Let's denote $D_x = \{ z \in \mathbb{C} \mid |z| < x \} $.
Suppose $f(z)$ is holomorphic in $D_R$ then I want to prove that for any $0 < r < R$ a function $\displaystyle{\frac{f(z+h) - f(z)}{h}}$ uniformly converges to $f'(z)$ on $D_r$.
My attempt goes as follows. Without loss of generality we can assume $|h| < |q| < R - r$. We represent $f(z) = \displaystyle{\sum a_nz^n}$ and then
$f(z+h) - f(z) - hf'(z) = \displaystyle{\sum a_n(z+h)^n - \sum a_nz^n - h \sum na_nz^{n-1}} = h^2 g(z,h)$. Since $|z+h| < |z| + |h| < R$ by our assumption on $h$ we conclude that all series converge in $D_r$. Thus
$$\left| \frac{f(z+h) - f(z)}{h} - f'(z)\right| = |h||g(z,h)|$$
and this is almost it except that I don't know that $g(z,h)$ is bounded. I am sure it is continuous on $\bar D_r \times \bar D_q$ as a function of two variables but it looks like a of work to check this.
So can my approach work or it's easier to do it in some other way?
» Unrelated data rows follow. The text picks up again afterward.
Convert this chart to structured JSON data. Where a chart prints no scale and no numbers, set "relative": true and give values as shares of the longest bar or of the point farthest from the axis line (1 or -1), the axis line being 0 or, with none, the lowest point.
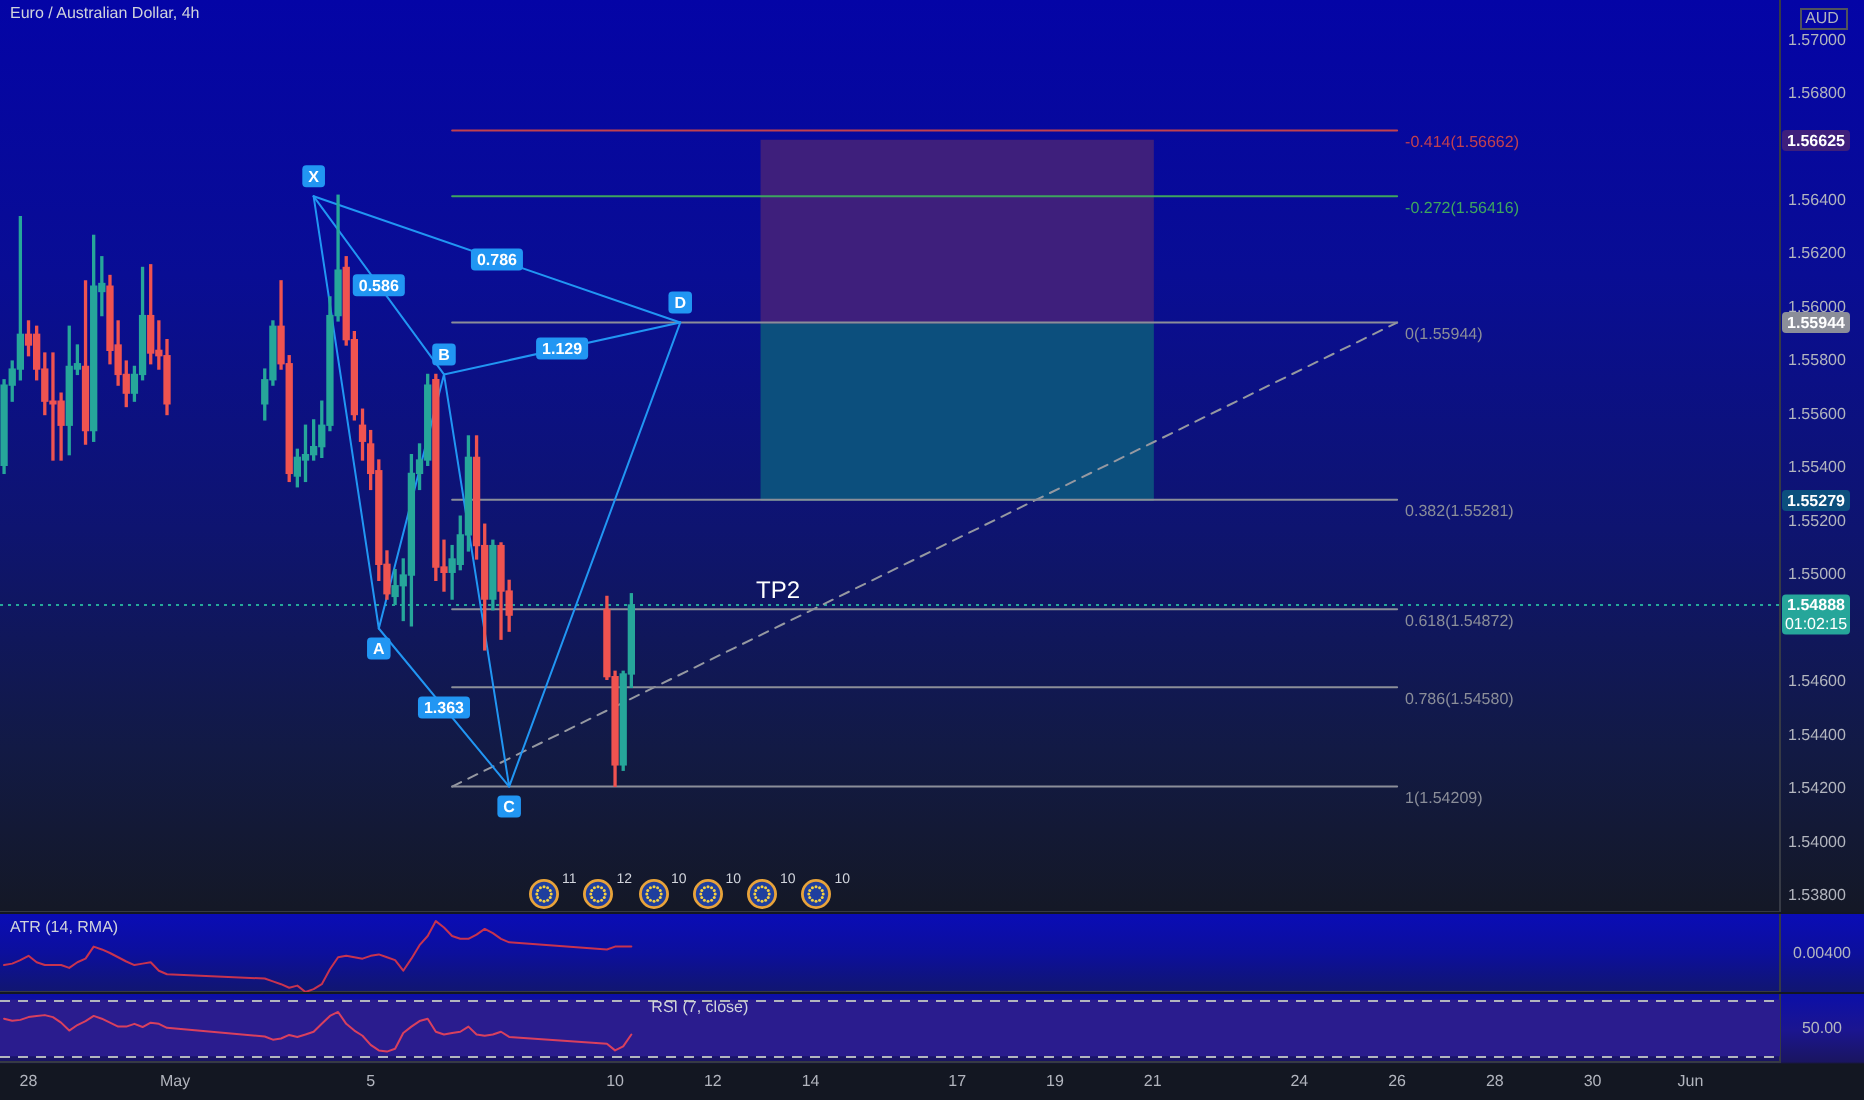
{
  "chart_data": [
    {
      "type": "candlestick",
      "title": "Euro / Australian Dollar, 4h",
      "x": [
        "--04-27T12:00",
        "--04-27T16:00",
        "--04-27T20:00",
        "--04-28T00:00",
        "--04-28T04:00",
        "--04-28T08:00",
        "--04-28T12:00",
        "--04-28T16:00",
        "--04-28T20:00",
        "--04-29T00:00",
        "--04-29T04:00",
        "--04-29T08:00",
        "--04-29T12:00",
        "--04-29T16:00",
        "--04-29T20:00",
        "--04-30T00:00",
        "--04-30T04:00",
        "--04-30T08:00",
        "--04-30T12:00",
        "--04-30T16:00",
        "--04-30T20:00",
        "--05-02T20:00",
        "--05-03T00:00",
        "--05-03T04:00",
        "--05-03T08:00",
        "--05-03T12:00",
        "--05-03T16:00",
        "--05-03T20:00",
        "--05-04T00:00",
        "--05-04T04:00",
        "--05-04T08:00",
        "--05-04T12:00",
        "--05-04T16:00",
        "--05-04T20:00",
        "--05-05T00:00",
        "--05-05T04:00",
        "--05-05T08:00",
        "--05-05T12:00",
        "--05-05T16:00",
        "--05-05T20:00",
        "--05-06T00:00",
        "--05-06T04:00",
        "--05-06T08:00",
        "--05-06T12:00",
        "--05-06T16:00",
        "--05-06T20:00",
        "--05-07T00:00",
        "--05-07T04:00",
        "--05-07T08:00",
        "--05-07T12:00",
        "--05-07T16:00",
        "--05-07T20:00",
        "--05-09T20:00",
        "--05-10T00:00",
        "--05-10T04:00",
        "--05-10T08:00"
      ],
      "ohlc": [
        [
          1.5541,
          1.5573,
          1.5538,
          1.5571
        ],
        [
          1.5571,
          1.558,
          1.5565,
          1.5577
        ],
        [
          1.5577,
          1.5634,
          1.5573,
          1.559
        ],
        [
          1.559,
          1.5595,
          1.5582,
          1.5586
        ],
        [
          1.559,
          1.5593,
          1.5573,
          1.5577
        ],
        [
          1.5577,
          1.5583,
          1.556,
          1.5565
        ],
        [
          1.5565,
          1.5583,
          1.5543,
          1.5564
        ],
        [
          1.5565,
          1.5568,
          1.5543,
          1.5556
        ],
        [
          1.5556,
          1.5593,
          1.5545,
          1.5578
        ],
        [
          1.5577,
          1.5586,
          1.5575,
          1.5579
        ],
        [
          1.5578,
          1.561,
          1.5549,
          1.5554
        ],
        [
          1.5554,
          1.5627,
          1.555,
          1.5608
        ],
        [
          1.5606,
          1.5619,
          1.5597,
          1.5609
        ],
        [
          1.5608,
          1.5612,
          1.5579,
          1.5584
        ],
        [
          1.5586,
          1.5595,
          1.5571,
          1.5575
        ],
        [
          1.5575,
          1.558,
          1.5563,
          1.5568
        ],
        [
          1.5568,
          1.5578,
          1.5565,
          1.5575
        ],
        [
          1.5575,
          1.5615,
          1.5573,
          1.5597
        ],
        [
          1.5597,
          1.5616,
          1.5579,
          1.5583
        ],
        [
          1.5584,
          1.5595,
          1.5577,
          1.5582
        ],
        [
          1.5582,
          1.5588,
          1.556,
          1.5564
        ],
        [
          1.5564,
          1.5577,
          1.5558,
          1.5573
        ],
        [
          1.5573,
          1.5595,
          1.5571,
          1.5593
        ],
        [
          1.5593,
          1.561,
          1.5577,
          1.5579
        ],
        [
          1.5579,
          1.5582,
          1.5535,
          1.5538
        ],
        [
          1.5537,
          1.5547,
          1.5533,
          1.5544
        ],
        [
          1.5543,
          1.5556,
          1.5535,
          1.5545
        ],
        [
          1.5545,
          1.5558,
          1.5543,
          1.5548
        ],
        [
          1.5548,
          1.5565,
          1.5544,
          1.5556
        ],
        [
          1.5556,
          1.5604,
          1.5554,
          1.5597
        ],
        [
          1.5597,
          1.5642,
          1.5595,
          1.5614
        ],
        [
          1.5615,
          1.5619,
          1.5586,
          1.5588
        ],
        [
          1.5588,
          1.5591,
          1.5558,
          1.556
        ],
        [
          1.5556,
          1.5562,
          1.5543,
          1.555
        ],
        [
          1.5549,
          1.5554,
          1.5532,
          1.5538
        ],
        [
          1.5539,
          1.5543,
          1.5498,
          1.5504
        ],
        [
          1.5504,
          1.5509,
          1.5491,
          1.5493
        ],
        [
          1.5492,
          1.5502,
          1.5489,
          1.5496
        ],
        [
          1.5496,
          1.5506,
          1.5483,
          1.55
        ],
        [
          1.55,
          1.5545,
          1.5481,
          1.5538
        ],
        [
          1.5538,
          1.5549,
          1.5532,
          1.5543
        ],
        [
          1.5543,
          1.5575,
          1.5541,
          1.5571
        ],
        [
          1.5573,
          1.5575,
          1.5498,
          1.5503
        ],
        [
          1.5503,
          1.5513,
          1.5494,
          1.5501
        ],
        [
          1.5501,
          1.5511,
          1.5491,
          1.5506
        ],
        [
          1.5504,
          1.5522,
          1.5502,
          1.5515
        ],
        [
          1.5515,
          1.5552,
          1.5509,
          1.5544
        ],
        [
          1.5544,
          1.5552,
          1.5506,
          1.5511
        ],
        [
          1.5511,
          1.5519,
          1.5472,
          1.5491
        ],
        [
          1.5491,
          1.5513,
          1.5487,
          1.5511
        ],
        [
          1.5511,
          1.5512,
          1.5476,
          1.5494
        ],
        [
          1.5494,
          1.5498,
          1.5479,
          1.5485
        ],
        [
          1.5487,
          1.5492,
          1.5461,
          1.5462
        ],
        [
          1.5462,
          1.5464,
          1.5421,
          1.5429
        ],
        [
          1.5429,
          1.5464,
          1.5427,
          1.5463
        ],
        [
          1.5463,
          1.5493,
          1.5458,
          1.54888
        ]
      ],
      "colors": [
        "#26a69a",
        "#26a69a",
        "#26a69a",
        "#ef5350",
        "#ef5350",
        "#ef5350",
        "#ef5350",
        "#ef5350",
        "#26a69a",
        "#26a69a",
        "#ef5350",
        "#26a69a",
        "#26a69a",
        "#ef5350",
        "#ef5350",
        "#ef5350",
        "#26a69a",
        "#26a69a",
        "#ef5350",
        "#ef5350",
        "#ef5350",
        "#26a69a",
        "#26a69a",
        "#ef5350",
        "#ef5350",
        "#26a69a",
        "#26a69a",
        "#26a69a",
        "#26a69a",
        "#26a69a",
        "#26a69a",
        "#ef5350",
        "#ef5350",
        "#ef5350",
        "#ef5350",
        "#ef5350",
        "#ef5350",
        "#26a69a",
        "#26a69a",
        "#26a69a",
        "#26a69a",
        "#26a69a",
        "#ef5350",
        "#ef5350",
        "#26a69a",
        "#26a69a",
        "#26a69a",
        "#ef5350",
        "#ef5350",
        "#26a69a",
        "#ef5350",
        "#ef5350",
        "#ef5350",
        "#ef5350",
        "#26a69a",
        "#26a69a"
      ],
      "series": [
        {
          "type": "line",
          "color": "#2196f3",
          "x": [
            "--05-03T20:00",
            "--05-05T04:00",
            "--05-06T12:00",
            "--05-07T20:00",
            "--05-11T08:00"
          ],
          "values": [
            1.56416,
            1.548,
            1.5575,
            1.54209,
            1.55944
          ]
        },
        {
          "type": "line",
          "color": "#2196f3",
          "x": [
            "--05-03T20:00",
            "--05-06T12:00"
          ],
          "values": [
            1.56416,
            1.5575
          ]
        },
        {
          "type": "line",
          "color": "#2196f3",
          "x": [
            "--05-05T04:00",
            "--05-07T20:00"
          ],
          "values": [
            1.548,
            1.54209
          ]
        },
        {
          "type": "line",
          "color": "#2196f3",
          "x": [
            "--05-06T12:00",
            "--05-11T08:00"
          ],
          "values": [
            1.5575,
            1.55944
          ]
        },
        {
          "type": "line",
          "color": "#2196f3",
          "x": [
            "--05-03T20:00",
            "--05-11T08:00"
          ],
          "values": [
            1.56416,
            1.55944
          ]
        },
        {
          "type": "line",
          "name": "-0.414(1.56662)",
          "color": "#c2404f",
          "x": [
            "--05-06T16:00",
            "--05-26T00:00"
          ],
          "values": [
            1.56662,
            1.56662
          ]
        },
        {
          "type": "line",
          "name": "-0.272(1.56416)",
          "color": "#3ea55e",
          "x": [
            "--05-06T16:00",
            "--05-26T00:00"
          ],
          "values": [
            1.56416,
            1.56416
          ]
        },
        {
          "type": "line",
          "name": "0(1.55944)",
          "color": "#8b8e99",
          "x": [
            "--05-06T16:00",
            "--05-26T00:00"
          ],
          "values": [
            1.55944,
            1.55944
          ]
        },
        {
          "type": "line",
          "name": "0.382(1.55281)",
          "color": "#8b8e99",
          "x": [
            "--05-06T16:00",
            "--05-26T00:00"
          ],
          "values": [
            1.55281,
            1.55281
          ]
        },
        {
          "type": "line",
          "name": "0.618(1.54872)",
          "color": "#8b8e99",
          "x": [
            "--05-06T16:00",
            "--05-26T00:00"
          ],
          "values": [
            1.54872,
            1.54872
          ]
        },
        {
          "type": "line",
          "name": "0.786(1.54580)",
          "color": "#8b8e99",
          "x": [
            "--05-06T16:00",
            "--05-26T00:00"
          ],
          "values": [
            1.5458,
            1.5458
          ]
        },
        {
          "type": "line",
          "name": "1(1.54209)",
          "color": "#8b8e99",
          "x": [
            "--05-06T16:00",
            "--05-26T00:00"
          ],
          "values": [
            1.54209,
            1.54209
          ]
        },
        {
          "type": "line",
          "color": "#9598a1",
          "line_style": "dashed",
          "x": [
            "--05-06T16:00",
            "--05-26T00:00"
          ],
          "values": [
            1.54209,
            1.55944
          ]
        },
        {
          "type": "bar",
          "color": "#3e1f7c",
          "x": [
            "--05-17T00:00"
          ],
          "values": [
            0.00681
          ],
          "base": [
            1.55944
          ]
        },
        {
          "type": "bar",
          "color": "#0c4f7d",
          "x": [
            "--05-17T00:00"
          ],
          "values": [
            0.00665
          ],
          "base": [
            1.55279
          ]
        }
      ],
      "xlim": [
        "--04-27T10:00",
        "--06-02T20:00"
      ],
      "ylim": [
        1.5374,
        1.5715
      ],
      "yticks": [
        {
          "value": 1.538,
          "label": "1.53800"
        },
        {
          "value": 1.54,
          "label": "1.54000"
        },
        {
          "value": 1.542,
          "label": "1.54200"
        },
        {
          "value": 1.544,
          "label": "1.54400"
        },
        {
          "value": 1.546,
          "label": "1.54600"
        },
        {
          "value": 1.55,
          "label": "1.55000"
        },
        {
          "value": 1.552,
          "label": "1.55200"
        },
        {
          "value": 1.554,
          "label": "1.55400"
        },
        {
          "value": 1.556,
          "label": "1.55600"
        },
        {
          "value": 1.558,
          "label": "1.55800"
        },
        {
          "value": 1.56,
          "label": "1.56000"
        },
        {
          "value": 1.562,
          "label": "1.56200"
        },
        {
          "value": 1.564,
          "label": "1.56400"
        },
        {
          "value": 1.568,
          "label": "1.56800"
        },
        {
          "value": 1.57,
          "label": "1.57000"
        }
      ],
      "tick_labels": "y",
      "ref_lines": [
        {
          "axis": "y",
          "value": 1.54888,
          "label": "1.54888",
          "color": "#26a69a",
          "line_style": "dotted"
        }
      ],
      "annotations": [
        "AUD",
        "01:02:15",
        "11",
        "12",
        "10",
        "10",
        "10",
        "10",
        {
          "text": "1.56625",
          "y": 1.56625
        },
        {
          "text": "1.55944",
          "y": 1.55944
        },
        {
          "text": "1.55279",
          "y": 1.55279
        },
        {
          "text": "X",
          "x": "--05-03T20:00",
          "y": 1.56416
        },
        {
          "text": "A",
          "x": "--05-05T04:00",
          "y": 1.548
        },
        {
          "text": "B",
          "x": "--05-06T12:00",
          "y": 1.5575
        },
        {
          "text": "C",
          "x": "--05-07T20:00",
          "y": 1.54209
        },
        {
          "text": "D",
          "x": "--05-11T08:00",
          "y": 1.55944
        },
        {
          "text": "0.586",
          "x": "--05-05T04:00",
          "y": 1.56083
        },
        {
          "text": "0.786",
          "x": "--05-07T14:00",
          "y": 1.5618
        },
        {
          "text": "1.129",
          "x": "--05-08T22:00",
          "y": 1.55847
        },
        {
          "text": "1.363",
          "x": "--05-06T12:00",
          "y": 1.54505
        },
        {
          "text": "TP2",
          "x": "--05-13T08:00",
          "y": 1.54872
        }
      ]
    },
    {
      "type": "line",
      "title": "ATR (14, RMA)",
      "relative": true,
      "x": [
        "--04-27T12:00",
        "--04-27T16:00",
        "--04-27T20:00",
        "--04-28T00:00",
        "--04-28T04:00",
        "--04-28T08:00",
        "--04-28T12:00",
        "--04-28T16:00",
        "--04-28T20:00",
        "--04-29T00:00",
        "--04-29T04:00",
        "--04-29T08:00",
        "--04-29T12:00",
        "--04-29T16:00",
        "--04-29T20:00",
        "--04-30T00:00",
        "--04-30T04:00",
        "--04-30T08:00",
        "--04-30T12:00",
        "--04-30T16:00",
        "--04-30T20:00",
        "--05-02T20:00",
        "--05-03T00:00",
        "--05-03T04:00",
        "--05-03T08:00",
        "--05-03T12:00",
        "--05-03T16:00",
        "--05-03T20:00",
        "--05-04T00:00",
        "--05-04T04:00",
        "--05-04T08:00",
        "--05-04T12:00",
        "--05-04T16:00",
        "--05-04T20:00",
        "--05-05T00:00",
        "--05-05T04:00",
        "--05-05T08:00",
        "--05-05T12:00",
        "--05-05T16:00",
        "--05-05T20:00",
        "--05-06T00:00",
        "--05-06T04:00",
        "--05-06T08:00",
        "--05-06T12:00",
        "--05-06T16:00",
        "--05-06T20:00",
        "--05-07T00:00",
        "--05-07T04:00",
        "--05-07T08:00",
        "--05-07T12:00",
        "--05-07T16:00",
        "--05-07T20:00",
        "--05-09T20:00",
        "--05-10T00:00",
        "--05-10T04:00",
        "--05-10T08:00"
      ],
      "series": [
        {
          "color": "#c8334f",
          "values": [
            0.38,
            0.4,
            0.45,
            0.51,
            0.42,
            0.38,
            0.38,
            0.38,
            0.34,
            0.42,
            0.47,
            0.64,
            0.6,
            0.55,
            0.49,
            0.43,
            0.38,
            0.4,
            0.42,
            0.3,
            0.25,
            0.19,
            0.15,
            0.11,
            0.06,
            0.09,
            0,
            0.04,
            0.11,
            0.32,
            0.49,
            0.51,
            0.49,
            0.47,
            0.51,
            0.53,
            0.49,
            0.45,
            0.3,
            0.47,
            0.66,
            0.79,
            1,
            0.91,
            0.79,
            0.75,
            0.75,
            0.81,
            0.89,
            0.83,
            0.75,
            0.7,
            0.6,
            0.64,
            0.64,
            0.64
          ]
        }
      ],
      "xlim": [
        "--04-27T10:00",
        "--06-02T20:00"
      ],
      "tick_labels": "y",
      "annotations": [
        "0.00400"
      ]
    },
    {
      "type": "line",
      "title": "RSI (7, close)",
      "relative": true,
      "x": [
        "--04-27T12:00",
        "--04-27T16:00",
        "--04-27T20:00",
        "--04-28T00:00",
        "--04-28T04:00",
        "--04-28T08:00",
        "--04-28T12:00",
        "--04-28T16:00",
        "--04-28T20:00",
        "--04-29T00:00",
        "--04-29T04:00",
        "--04-29T08:00",
        "--04-29T12:00",
        "--04-29T16:00",
        "--04-29T20:00",
        "--04-30T00:00",
        "--04-30T04:00",
        "--04-30T08:00",
        "--04-30T12:00",
        "--04-30T16:00",
        "--04-30T20:00",
        "--05-02T20:00",
        "--05-03T00:00",
        "--05-03T04:00",
        "--05-03T08:00",
        "--05-03T12:00",
        "--05-03T16:00",
        "--05-03T20:00",
        "--05-04T00:00",
        "--05-04T04:00",
        "--05-04T08:00",
        "--05-04T12:00",
        "--05-04T16:00",
        "--05-04T20:00",
        "--05-05T00:00",
        "--05-05T04:00",
        "--05-05T08:00",
        "--05-05T12:00",
        "--05-05T16:00",
        "--05-05T20:00",
        "--05-06T00:00",
        "--05-06T04:00",
        "--05-06T08:00",
        "--05-06T12:00",
        "--05-06T16:00",
        "--05-06T20:00",
        "--05-07T00:00",
        "--05-07T04:00",
        "--05-07T08:00",
        "--05-07T12:00",
        "--05-07T16:00",
        "--05-07T20:00",
        "--05-09T20:00",
        "--05-10T00:00",
        "--05-10T04:00",
        "--05-10T08:00"
      ],
      "series": [
        {
          "color": "#d9405e",
          "values": [
            0.83,
            0.78,
            0.8,
            0.87,
            0.9,
            0.92,
            0.87,
            0.73,
            0.53,
            0.67,
            0.77,
            0.9,
            0.83,
            0.73,
            0.63,
            0.63,
            0.7,
            0.62,
            0.73,
            0.7,
            0.6,
            0.38,
            0.3,
            0.33,
            0.42,
            0.37,
            0.43,
            0.5,
            0.7,
            0.9,
            1,
            0.7,
            0.53,
            0.4,
            0.17,
            0.03,
            0,
            0.07,
            0.47,
            0.63,
            0.77,
            0.83,
            0.5,
            0.43,
            0.47,
            0.5,
            0.63,
            0.43,
            0.4,
            0.43,
            0.5,
            0.37,
            0.2,
            0.03,
            0.13,
            0.43
          ]
        }
      ],
      "xlim": [
        "--04-27T10:00",
        "--06-02T20:00"
      ],
      "xticks": [
        {
          "value": "--04-28",
          "label": "28"
        },
        {
          "value": "--05-01",
          "label": "May"
        },
        {
          "value": "--05-05",
          "label": "5"
        },
        {
          "value": "--05-10",
          "label": "10"
        },
        {
          "value": "--05-12",
          "label": "12"
        },
        {
          "value": "--05-14",
          "label": "14"
        },
        {
          "value": "--05-17",
          "label": "17"
        },
        {
          "value": "--05-19",
          "label": "19"
        },
        {
          "value": "--05-21",
          "label": "21"
        },
        {
          "value": "--05-24",
          "label": "24"
        },
        {
          "value": "--05-26",
          "label": "26"
        },
        {
          "value": "--05-28",
          "label": "28"
        },
        {
          "value": "--05-30",
          "label": "30"
        },
        {
          "value": "--06-01",
          "label": "Jun"
        }
      ],
      "ref_lines": [
        {
          "axis": "y",
          "value": 1.31,
          "color": "#b2b5be",
          "line_style": "dashed"
        },
        {
          "axis": "y",
          "value": -0.12,
          "color": "#b2b5be",
          "line_style": "dashed"
        }
      ],
      "bands": [
        {
          "axis": "y",
          "from": -0.12,
          "to": 1.31,
          "color": "#2a1c8e"
        }
      ],
      "annotations": [
        "50.00"
      ]
    }
  ]
}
I'll suggest a different approach. For $z, z+h \in D_R$ is (integrating along the straight segment from $z$ to $z+h$) $$ f(z+h) -f(z) = \int_z^{z+h} f'(w) \, dw = h \int_0^1 f'(z + th) \, dt \, . $$ It follows that $$ \frac{f(z+h) - f(z)}{h} - f'(z) = \int_0^1( f'(z + th) -f'(z))\, dt $$ $f'$ is continuous, and therefore uniformly continuous on any closed disk with radius $r < R$. This shows that the right-hand side converges uniformly to zero for $h \to 0$ on that closed disk.